TABLE OF CONTENTS

PRINT November 2013

Carol Bove

Carlo Scarpa, Brion Tomb and Sanctuary, 1969–78, San Vito d’Altivole, Italy. Photo: Gianantonio Battistella. © CIS A- A. Palladio.

“DO WHAT THOU WILT SHALL BE THE WHOLE OF THE LAW.” I just figured out what British occultist Aleister Crowley meant by that: It’s a twentieth-century, Western definition of dharma. Crowley doesn’t mean “Do whatever you want”—he’s telling you to discover what he termed true will, a kind of purpose that transcends the ego and brings the individual into harmony with nature and the universe.

The discovery about Crowley and dharma eventually led me to wonder, What is the true will of an I beam? I found important clues in Guido Beltramini and Italo Zannier’s 2007 book Carlo Scarpa: Architecture and Design, where there’s an image of a Scarpa-designed apartment building in Vicenza, Italy, completed posthumously in 1979. The horizontal I beams running between the main volume of the building and the concrete pillars beneath are used as both decorative accents and structural elements. Of course, an I beam is strong, and strength is a property that Scarpa emphasizes. He also discloses the hidden forms of the I beam—welding some beams together flange-to-flange, cutting through them, capping them, situating them so that they form a compound construction that echoes the nesting motif visible in the concrete components of the building. The revealed forms are not simply what an I beam can be coaxed into doing. These forms already exist in the implicate order of I beams.
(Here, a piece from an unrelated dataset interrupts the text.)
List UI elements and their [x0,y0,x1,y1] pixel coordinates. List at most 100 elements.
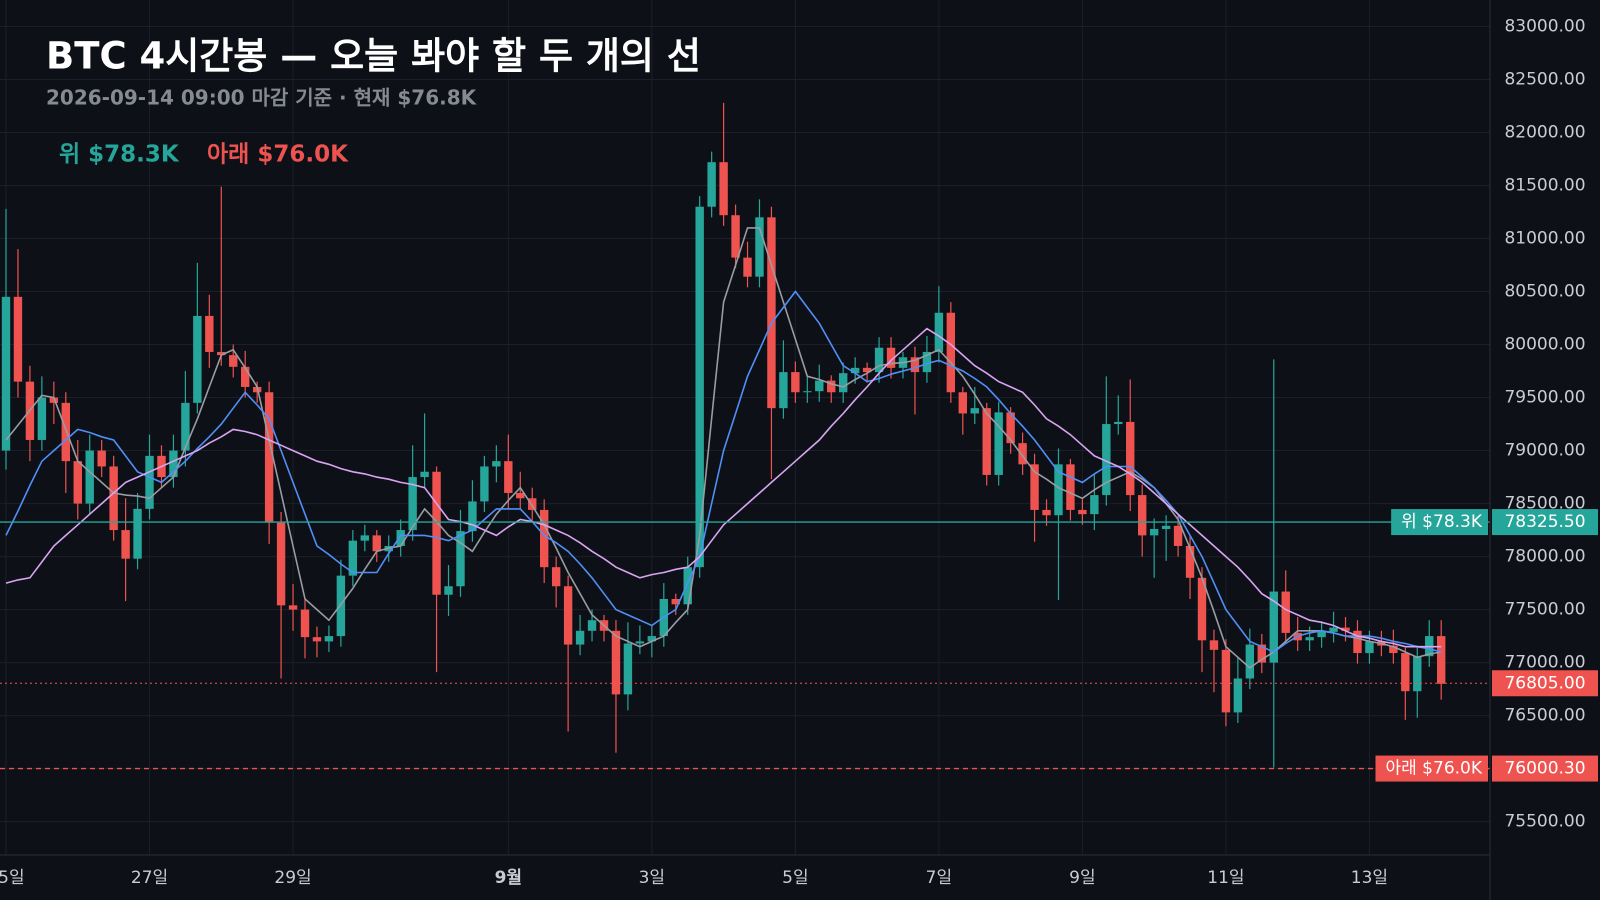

I beams and steel construction, late-nineteenth-century innovations, were too new to have accumulated significant stylistic or tectonic traditions by the time Scarpa began designing with them. That didn’t prejudice him against them (he cared about the past but wasn’t in thrall to it); it merely limited his handling of these structures to a shallow frame of reference: the roughly one hundred years from decadent Jugendstil to high International Style. He had a modern outlook that was retrospective at the same time.

Historical layering is one of the most obvious features of Scarpa’s renovations of historical buildings and of his exhibition designs, but such layering is visible in buildings he designed from scratch as well. Consider the bronze hardware he used for the Brion Tomb and Sanctuary, commissioned in 1969 for a cemetery in the hamlet of San Vito d’Altivole, Italy. Here as elsewhere, Scarpa’s application of materials is satisfying in its precision. The keyholes, the articulated frames around the open doorways, the window hinges, and the fittings for a small exquisite alabaster container, to name a few examples, beg for close inspection. Bronze has a certain color, texture, hardness, and workability, and you can sense his nuanced responsiveness to each of these qualities. His designs developed out of a dialogue with craftsmen who were recipients of knowledge passed down for centuries—his choices were informed by their practical experience.

The modernist ethos of “truth to materials” was a kind of aesthetic empiricism and a corollary of the scientific method. Scarpa’s attunement to the true will of glass, concrete, or metal was different. Venice, his childhood home, protected him from the illusion that any aesthetic or structure, no matter how innovative or progressive or functional, could be wholly determined by material alone or could extract itself from history: The past was too ever-present and the craft traditions were too deep. The mastery of procedural knowledge, the savoir faire that’s transmitted by every link in a chain of experts and apprentices stretching back through the Renaissance and into antiquity, is part of Scarpa’s bronze. There is no overt reference to the past, none of the lugubrious historicism that one might expect in a grand mausoleum. But at the same time, when you look at the Brion monument’s metallurgy, you understand that bronze has been in our hands for thousands of years and has developed innumerable sympathies: Design is the manifestation of ideology, and bronze has taken innumerable shapes over the millennia and has been invested with innumerable systems of belief.

As you make your way among the tomb’s pavilions and monuments, the details (fittings, trims, a wide range of inlays), many of them at the scale of jewelry, are so seductive, so freely available to the touch. When I visited, I was moved by the fact that the ceremony of passage into the monument is free of any interference from ticket takers or guards, or even signage—the transition takes place internally, as you psychologically adjust to the environment. Brion shocked me with its effulgence. It has so many motifs, many of them unique rather than repeated. Where are the refrains? Where is the restraint? I am wary of needless invention—yet here the effect was so intelligent. Brion said to me, so convincingly: To be disciplined does not necessarily mean to be parsimonious.

Carol Bove is an artist based in New York.